One of the largest commercial ventures, Commonwealth Fusion Systems, which uses high temperature superconductors within a tokamak, raised more than $ 2 billion.

Others, such as opening, are exploring more unusual technologies. Seattle -based Zap Energy is trying to build a compact and scalable reactor that doesn’t use magnets, but instead triggers energy pulses into a plasma flow.
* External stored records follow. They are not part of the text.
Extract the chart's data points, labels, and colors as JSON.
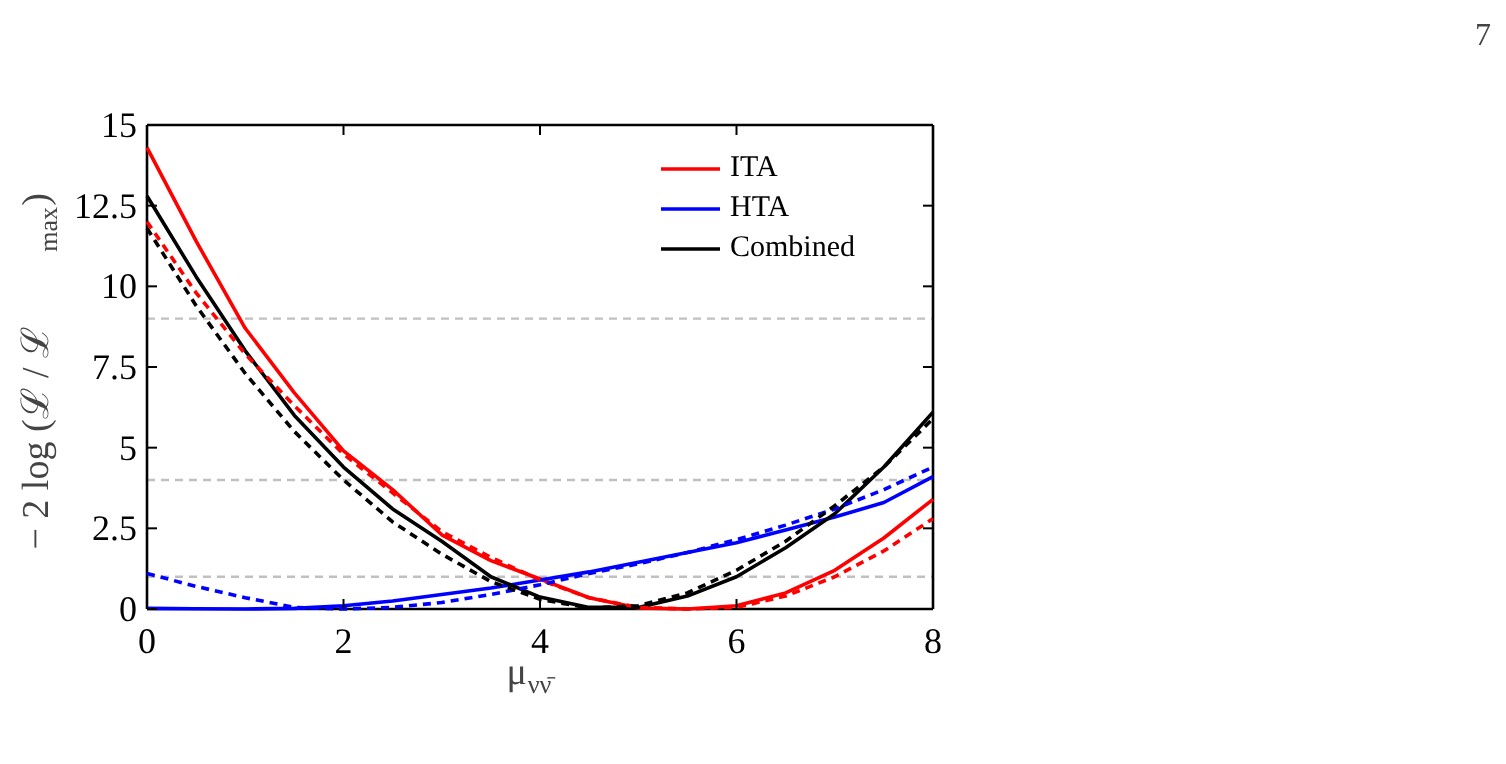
{
  "chart_data": {
    "type": "line",
    "xlabel": "μ$_{νν̄}$",
    "ylabel": "− 2 log (ℒ / ℒ$_{max}$)",
    "x": [
      0,
      0.5,
      1,
      1.5,
      2,
      2.5,
      3,
      3.5,
      4,
      4.5,
      5,
      5.5,
      6,
      6.5,
      7,
      7.5,
      8
    ],
    "xlim": [
      0,
      8
    ],
    "xticks": [
      0,
      2,
      4,
      6,
      8
    ],
    "ylim": [
      0,
      15
    ],
    "yticks": [
      0,
      2.5,
      5,
      7.5,
      10,
      12.5,
      15
    ],
    "grid": false,
    "legend": "top right",
    "marker": "none",
    "series": [
      {
        "name": "ITA",
        "color": "#ff0000",
        "line_style": "solid",
        "values": [
          14.3,
          11.4,
          8.7,
          6.7,
          4.9,
          3.7,
          2.3,
          1.5,
          0.93,
          0.35,
          0.03,
          0,
          0.1,
          0.5,
          1.2,
          2.2,
          3.4
        ]
      },
      {
        "name": "HTA",
        "color": "#0000ff",
        "line_style": "solid",
        "values": [
          0.02,
          0.01,
          0,
          0.02,
          0.1,
          0.25,
          0.45,
          0.65,
          0.9,
          1.15,
          1.45,
          1.75,
          2.05,
          2.45,
          2.85,
          3.3,
          4.1
        ]
      },
      {
        "name": "Combined",
        "color": "#000000",
        "line_style": "solid",
        "values": [
          12.8,
          10.3,
          8.0,
          6.0,
          4.4,
          3.1,
          2.1,
          1.0,
          0.37,
          0.05,
          0.05,
          0.4,
          1.0,
          1.9,
          2.95,
          4.4,
          6.1
        ]
      },
      {
        "color": "#ff0000",
        "line_style": "dashed",
        "values": [
          12.0,
          9.8,
          7.9,
          6.3,
          4.8,
          3.6,
          2.4,
          1.6,
          0.9,
          0.35,
          0.05,
          0,
          0.05,
          0.4,
          1.0,
          1.8,
          2.8
        ]
      },
      {
        "color": "#0000ff",
        "line_style": "dashed",
        "values": [
          1.1,
          0.7,
          0.35,
          0.05,
          0,
          0.05,
          0.2,
          0.45,
          0.75,
          1.1,
          1.4,
          1.75,
          2.15,
          2.6,
          3.1,
          3.7,
          4.4
        ]
      },
      {
        "color": "#000000",
        "line_style": "dashed",
        "values": [
          11.8,
          9.4,
          7.3,
          5.5,
          4.0,
          2.7,
          1.7,
          0.85,
          0.3,
          0.03,
          0.1,
          0.5,
          1.2,
          2.1,
          3.2,
          4.4,
          5.9
        ]
      }
    ],
    "ref_lines": [
      {
        "axis": "y",
        "value": 1,
        "color": "#c0c0c0",
        "line_style": "dashed"
      },
      {
        "axis": "y",
        "value": 4,
        "color": "#c0c0c0",
        "line_style": "dashed"
      },
      {
        "axis": "y",
        "value": 9,
        "color": "#c0c0c0",
        "line_style": "dashed"
      }
    ],
    "annotations": [
      "7"
    ]
  }
}
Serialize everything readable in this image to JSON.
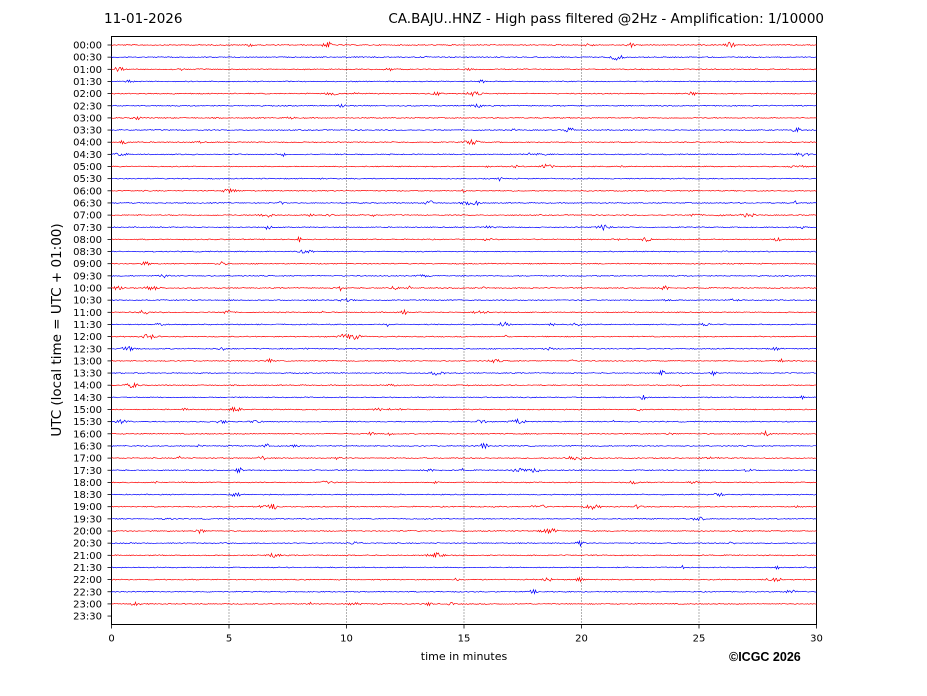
{
  "header": {
    "date": "11-01-2026",
    "title": "CA.BAJU..HNZ - High pass filtered @2Hz - Amplification: 1/10000"
  },
  "copyright": "©ICGC 2026",
  "chart_data": {
    "type": "line",
    "subtype": "helicorder",
    "title": "CA.BAJU..HNZ - High pass filtered @2Hz - Amplification: 1/10000",
    "xlabel": "time in minutes",
    "ylabel": "UTC (local time = UTC + 01:00)",
    "xlim": [
      0,
      30
    ],
    "xticks": [
      0,
      5,
      10,
      15,
      20,
      25,
      30
    ],
    "grid": "vertical dotted at x ticks",
    "trace_colors": [
      "#ff0000",
      "#0000ff"
    ],
    "rows": [
      "00:00",
      "00:30",
      "01:00",
      "01:30",
      "02:00",
      "02:30",
      "03:00",
      "03:30",
      "04:00",
      "04:30",
      "05:00",
      "05:30",
      "06:00",
      "06:30",
      "07:00",
      "07:30",
      "08:00",
      "08:30",
      "09:00",
      "09:30",
      "10:00",
      "10:30",
      "11:00",
      "11:30",
      "12:00",
      "12:30",
      "13:00",
      "13:30",
      "14:00",
      "14:30",
      "15:00",
      "15:30",
      "16:00",
      "16:30",
      "17:00",
      "17:30",
      "18:00",
      "18:30",
      "19:00",
      "19:30",
      "20:00",
      "20:30",
      "21:00",
      "21:30",
      "22:00",
      "22:30",
      "23:00",
      "23:30"
    ],
    "recorded_rows": 47
  }
}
The one billion dollar question is still: When will the melting energy ready? OpenStar says six years. Commonwealth Fusion says it can provide the network’s melting energy in the early 2030s. Zap Energy foresees a similar deadline.

Other players are more cautious. UK Atomic Energy Authority, a fusion -developing government, said the merger will probably not become a commercial reality until the second half of this century due to significant scientific and engineering challenges.

Sometimes startups “tend to be a little aggressive in what they promise,” said Navratil. There is a big difference between producing energy from fusion and having a practical system that puts energy on the network and is safe, licensed and operational, he added.

Mataira remains optimistic and confident in the ability of agile startups to take the world farther and faster toward a clean, tempting energy, which for decades seemed out of reach.

“Not all melting companies will be successful, OpenStar can be one of them,” he said, “But we, as a society, we will learn faster.”